Wineries Fight Direct To Consumer Regulations
Sonora, CA-- A recent myMotherLode.com poll showed overwhelming support to allow wineries to ship directly to consumers.
Wine is of course a major industry in the Mother Lode.
According Gladys Horiuchi, manager of communications at the Wine Institute in San Francisco, as reported in the Napa Valley register, "Direct shipping is only one percent of wine sales nationwide, but that one percent is vital source of revenue for small wineries."
Direct-to-consumer wine shipping lawsuits had been growing in number since the 2005 Supreme Court Granholm decision, which ruled that states cannot discriminate between in- and out-of-state wineries in matters of direct-to-consumer wine shipping.
The Granholm decision argued that the 21st Amendment, which ended Prohibition and put states in charge of alcohol regulation, does not trump the Constitution's Commerce Clause, which prevents states from restricting interstate trade.

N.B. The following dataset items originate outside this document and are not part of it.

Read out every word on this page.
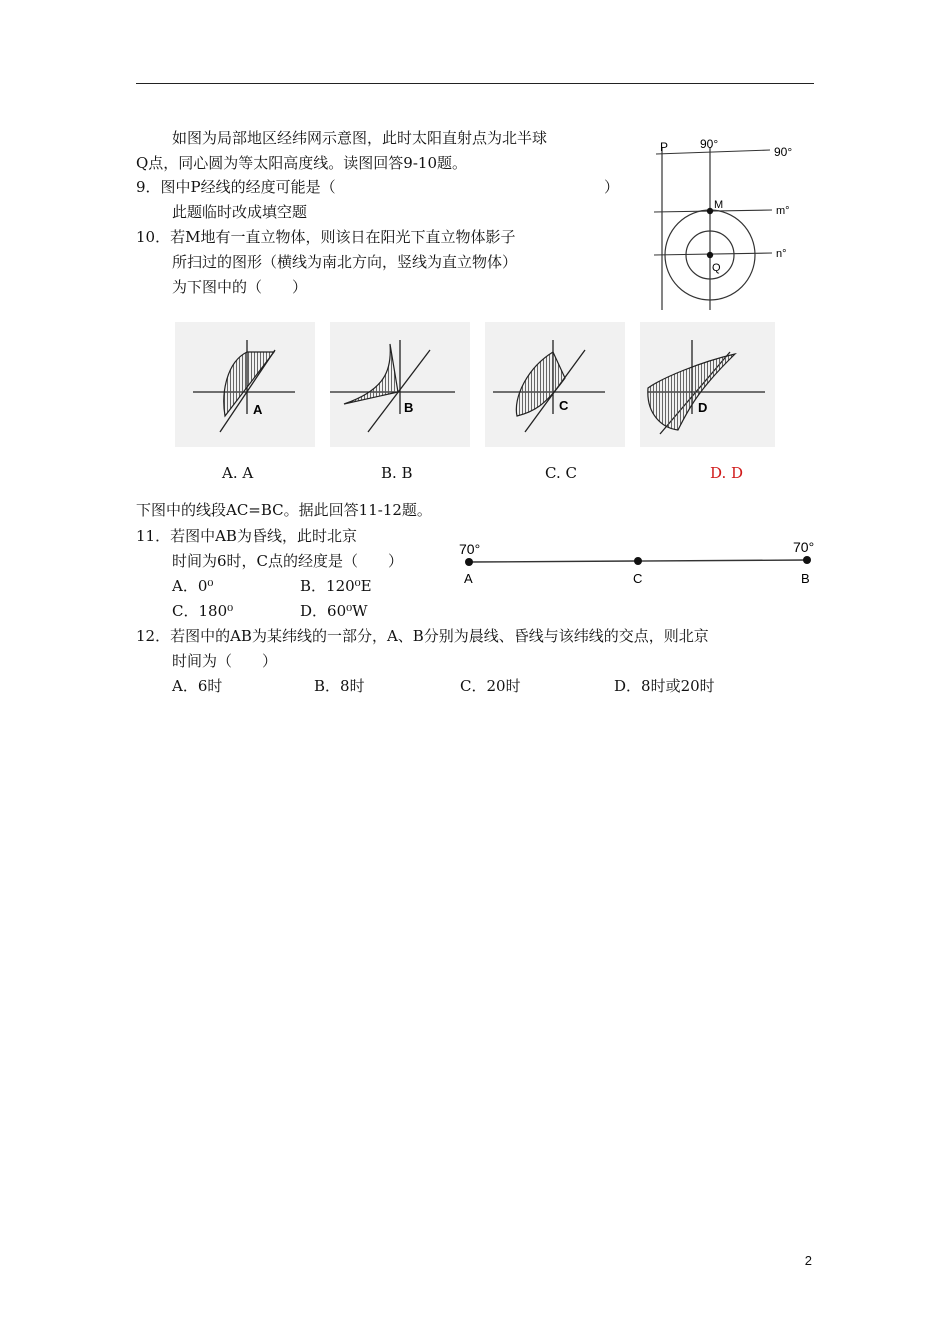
如图为局部地区经纬网示意图，此时太阳直射点为北半球
Q点，同心圆为等太阳高度线。读图回答9-10题。
9．图中P经线的经度可能是（	）
此题临时改成填空题
10．若M地有一直立物体，则该日在阳光下直立物体影子
所扫过的图形（横线为南北方向，竖线为直立物体）
为下图中的（　　）
P	90°
90°
M	m°
Q
n°
A	B	C	D
A. A	B. B	C. C	D. D
下图中的线段AC=BC。据此回答11-12题。
11．若图中AB为昏线，此时北京
时间为6时，C点的经度是（　　）
A．0⁰	B．120⁰E
C．180⁰	D．60⁰W
70°	70°
A	C	B
12．若图中的AB为某纬线的一部分，A、B分别为晨线、昏线与该纬线的交点，则北京
时间为（　　）
A．6时	B．8时	C．20时	D．8时或20时
2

Direct-to-consumer wine shipping is now legal in several states including California.
The Department of Alcoholic Beverage Control holds the authority to label a district as a "Dry area", banning any shipment of wine to an associated address.

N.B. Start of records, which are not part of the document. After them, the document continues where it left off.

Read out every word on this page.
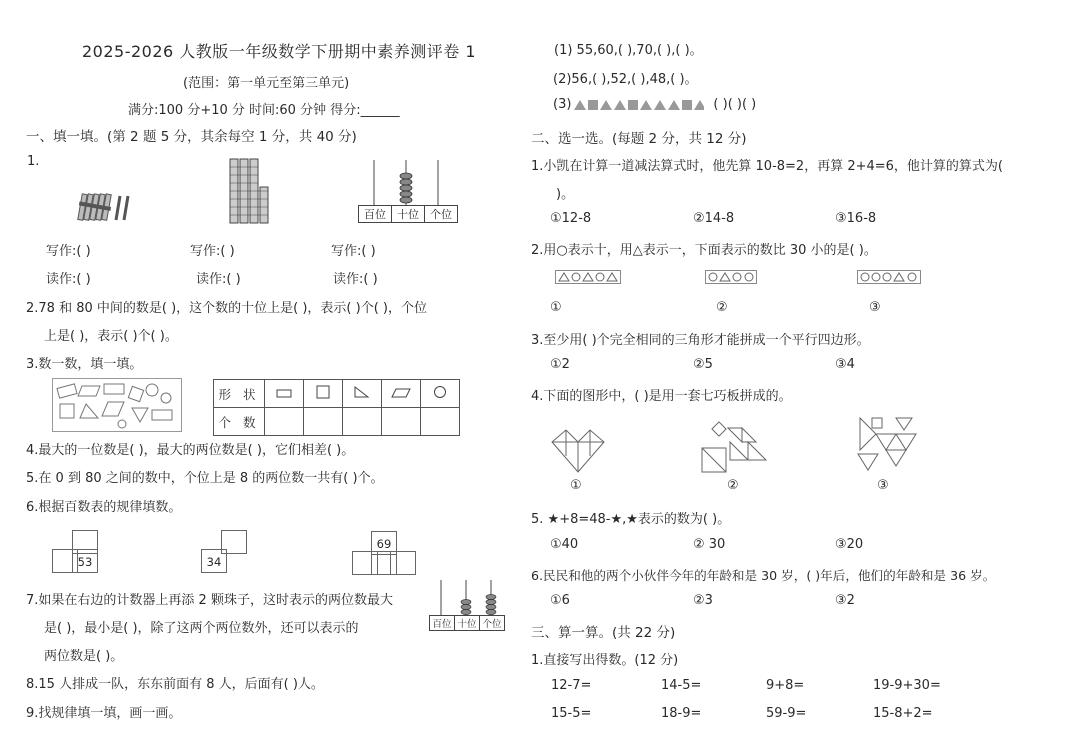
2025-2026 人教版一年级数学下册期中素养测评卷 1
(范围：第一单元至第三单元)
满分:100 分+10 分 时间:60 分钟 得分:______
一、填一填。(第 2 题 5 分，其余每空 1 分，共 40 分)
1.
百位	十位	个位
写作:( )	写作:( )	写作:( )
读作:( )	读作:( )	读作:( )
2.78 和 80 中间的数是( )，这个数的十位上是( )，表示( )个( )，个位
上是( )，表示( )个( )。
3.数一数，填一填。
形 状					
个 数					
4.最大的一位数是( )，最大的两位数是( )，它们相差( )。
5.在 0 到 80 之间的数中，个位上是 8 的两位数一共有( )个。
6.根据百数表的规律填数。
53	34
69
7.如果在右边的计数器上再添 2 颗珠子，这时表示的两位数最大
是( )，最小是( )，除了这两个两位数外，还可以表示的
两位数是( )。
百位 十位 个位
8.15 人排成一队，东东前面有 8 人，后面有( )人。
9.找规律填一填，画一画。
(1) 55,60,( ),70,( ),( )。
(2)56,( ),52,( ),48,( )。
(3)	( )( )( )
二、选一选。(每题 2 分，共 12 分)
1.小凯在计算一道减法算式时，他先算 10-8=2，再算 2+4=6，他计算的算式为(
)。
①12-8	②14-8	③16-8
2.用○表示十，用△表示一，下面表示的数比 30 小的是( )。
①	②	③
3.至少用( )个完全相同的三角形才能拼成一个平行四边形。
①2	②5	③4
4.下面的图形中，( )是用一套七巧板拼成的。
①	②	③
5. ★+8=48-★,★表示的数为( )。
①40	② 30	③20
6.民民和他的两个小伙伴今年的年龄和是 30 岁，( )年后，他们的年龄和是 36 岁。
①6	②3	③2
三、算一算。(共 22 分)
1.直接写出得数。(12 分)
12-7=	14-5=	9+8=	19-9+30=
15-5=	18-9=	59-9=	15-8+2=
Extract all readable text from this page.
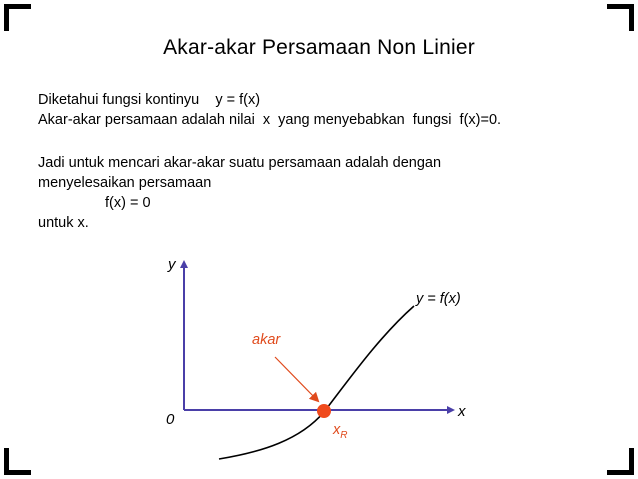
Akar-akar Persamaan Non Linier
Diketahui fungsi kontinyu    y = f(x)
Akar-akar persamaan adalah nilai  x  yang menyebabkan  fungsi  f(x)=0.
Jadi untuk mencari akar-akar suatu persamaan adalah dengan
menyelesaikan persamaan
f(x) = 0
untuk x.
y
x
0
y = f(x)
akar
$x_R$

In 2011 the Alcohol & Tobacco Tax & Trade Bureau operated on a budget of $100 million, but collected nearly $11 billion in alcohol beverage excise taxes. Nearly $1 billion comes from wineries alone.
The bureau and its predecessor, the Bureau of Alcohol, Tobacco & Firearms, has overseen a massive transformation of the wine industry, from a relatively concentrated group of wineries to a highly diffuse industry with thousands of smaller wineries.

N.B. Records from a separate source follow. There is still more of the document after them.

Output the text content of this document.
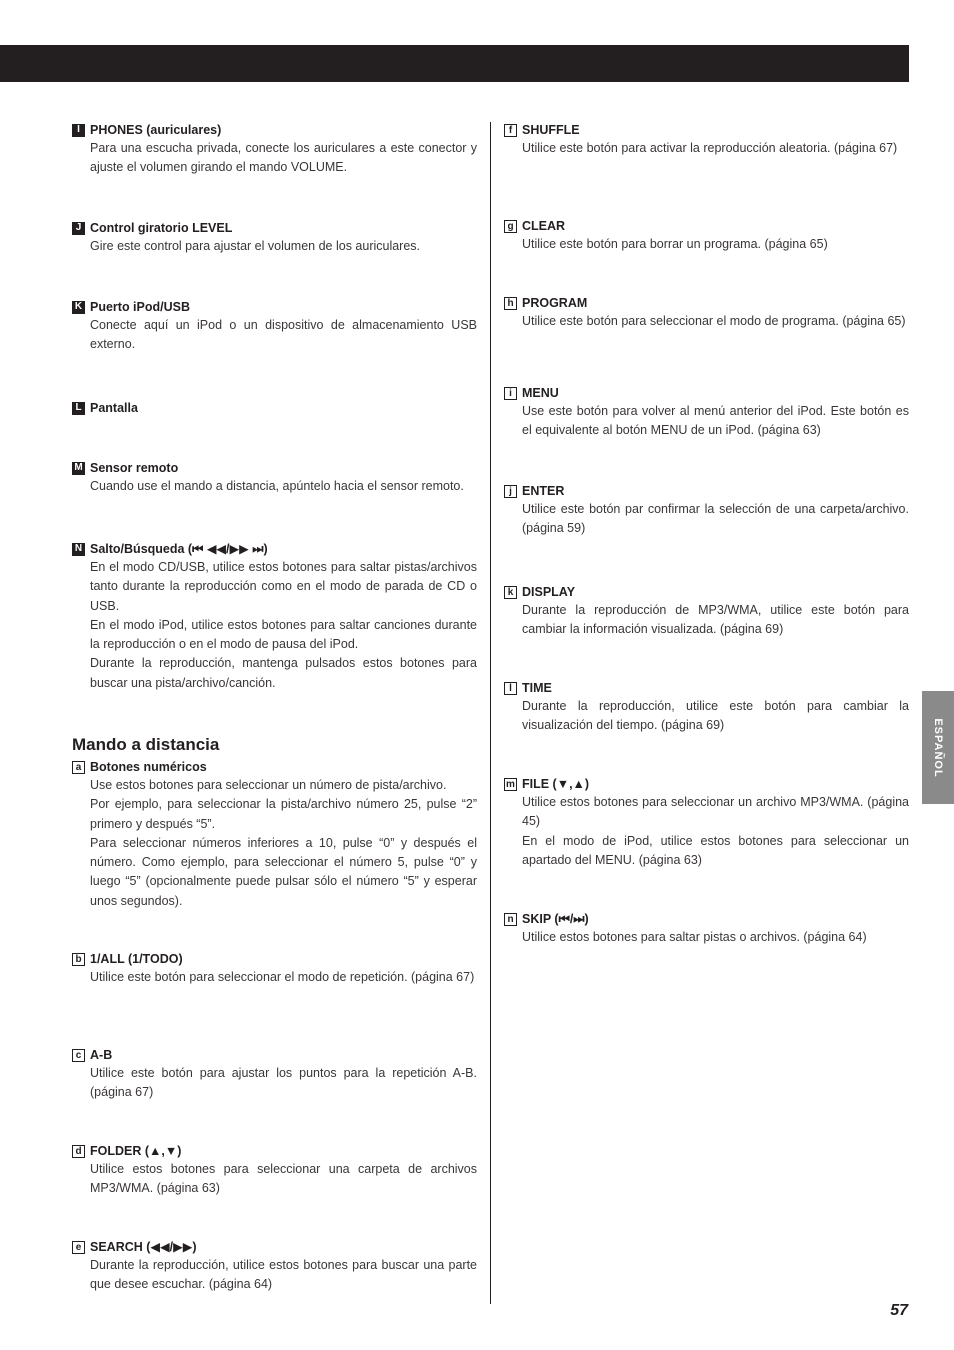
ESPAÑOL
I PHONES (auriculares)

Para una escucha privada, conecte los auriculares a este conector y ajuste el volumen girando el mando VOLUME.

J Control giratorio LEVEL

Gire este control para ajustar el volumen de los auriculares.

K Puerto iPod/USB

Conecte aquí un iPod o un dispositivo de almacenamiento USB externo.

L Pantalla
M Sensor remoto

Cuando use el mando a distancia, apúntelo hacia el sensor remoto.

N Salto/Búsqueda (⏮ ◀◀/▶▶ ⏭)

En el modo CD/USB, utilice estos botones para saltar pistas/archivos tanto durante la reproducción como en el modo de parada de CD o USB.

En el modo iPod, utilice estos botones para saltar canciones durante la reproducción o en el modo de pausa del iPod.

Durante la reproducción, mantenga pulsados estos botones para buscar una pista/archivo/canción.

Mando a distancia
a Botones numéricos

Use estos botones para seleccionar un número de pista/archivo.

Por ejemplo, para seleccionar la pista/archivo número 25, pulse “2” primero y después “5”.

Para seleccionar números inferiores a 10, pulse “0” y después el número. Como ejemplo, para seleccionar el número 5, pulse “0” y luego “5” (opcionalmente puede pulsar sólo el número “5” y esperar unos segundos).

b 1/ALL (1/TODO)

Utilice este botón para seleccionar el modo de repetición. (página 67)

c A-B

Utilice este botón para ajustar los puntos para la repetición A-B. (página 67)

d FOLDER (▲,▼)

Utilice estos botones para seleccionar una carpeta de archivos MP3/WMA. (página 63)

e SEARCH (◀◀/▶▶)

Durante la reproducción, utilice estos botones para buscar una parte que desee escuchar. (página 64)

f SHUFFLE

Utilice este botón para activar la reproducción aleatoria. (página 67)

g CLEAR

Utilice este botón para borrar un programa. (página 65)

h PROGRAM

Utilice este botón para seleccionar el modo de programa. (página 65)

i MENU

Use este botón para volver al menú anterior del iPod. Este botón es el equivalente al botón MENU de un iPod. (página 63)

j ENTER

Utilice este botón par confirmar la selección de una carpeta/archivo. (página 59)

k DISPLAY

Durante la reproducción de MP3/WMA, utilice este botón para cambiar la información visualizada. (página 69)

l TIME

Durante la reproducción, utilice este botón para cambiar la visualización del tiempo. (página 69)

m FILE (▼,▲)

Utilice estos botones para seleccionar un archivo MP3/WMA. (página 45)

En el modo de iPod, utilice estos botones para seleccionar un apartado del MENU. (página 63)

n SKIP (⏮/⏭)

Utilice estos botones para saltar pistas o archivos. (página 64)

57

HR 1161 was introduced to Congress this spring as the Community Alcohol Regulatory Effectiveness (CARE) Act of 2011.
It has been labeled by opponents as the "Wholesaler Protection Act" because of its backing from the National Beer Wholesalers of America and the Wine & Wholesalers of America. If passed, the act could harm direct mail wine clubs, which could devastate many smaller wineries like those found in Calaveras and Tuolumne County.
HR 1161 was stopped from advancing in 2011. The bill remains alive and may still get a hearing in 2012.
To view a pdf version of a letter to Congress on behalf of more than 3,500 breweries, wineries, and distilleries opposed to HR 1161 click here.
Most recently in October 2011 the California Alcoholic Beverage Control issued an Industry Advosory. It states "Although the Department remains concerned that certain activities by Third Party Providers may violate California law... the Department believes that licensees and Third Party Providers can form business relationships that facilitate lawful transactions for sales of alcoholic beverages over the Internet."
The informal Mother Lode poll showed strong support for allowing direct-to-consumer shipping.